Paul Sankey at Deutsche Bank Equity Research for North America, cautioned, “Don't make the mistake of thinking that Libya is bad for refining.” Global oil prices are not yet high enough to destroy demand, therefore, “refining trade can keep working, especially if one takes the view that the loss of Libyan barrels will tighten Atlantic Basin product markets,” he said.
Sankey said, “Libya has been a stable, long term, nearby source of light sweet crudes for European refiners, notably the Italians. Replacing those barrels with a somewhat heavier, sourer, and more distant Saudi supply will require more tankers, more time, and yield less transport fuels. That supports a bullish [US] Midcontinent and Gulf Coast refining stance. By contrast this is highly challenging to East Coast and northwest European refiners, using light sweet Brent priced grades.”
Despite increased export petroleum products, US stocks remain at multiyear highs. “There is not enough internal demand for the US refining sector and moving to a model of net exporter of products has not managed to reduce the domestic stock levels,” said Olivier Jakob at Petromatrix, Zug, Switzerland.
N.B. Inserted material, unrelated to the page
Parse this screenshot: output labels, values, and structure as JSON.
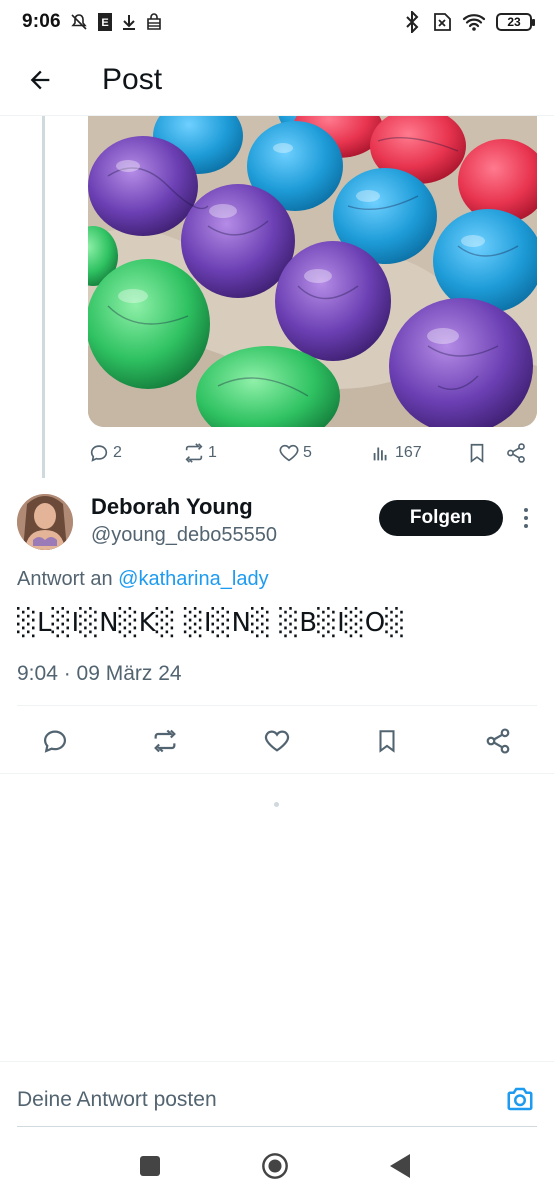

On a yield basis, the US is running 2.2 million b/d for distillate exports and 1.1 million b/d for gasoline exports. If US refining focused on domestic rather than international markets, Jakob said, “It could be running with at least 1.1 million b/d less crude oil in its refining system. The US imports 1.1 million b/d of crude from Saudi Arabia.” If US refineries focused on the domestic market instead of exporting products, he said, “The US could cut totally its imports of crude oil from Saudi Arabia and not face any domestic supply shortages. The dependency of the US on oil from the Middle East is therefore much lower than suggested by the crude oil import numbers, given that a large portion of crude oil imported in the US is being processed for the export of products, not for the domestic market.”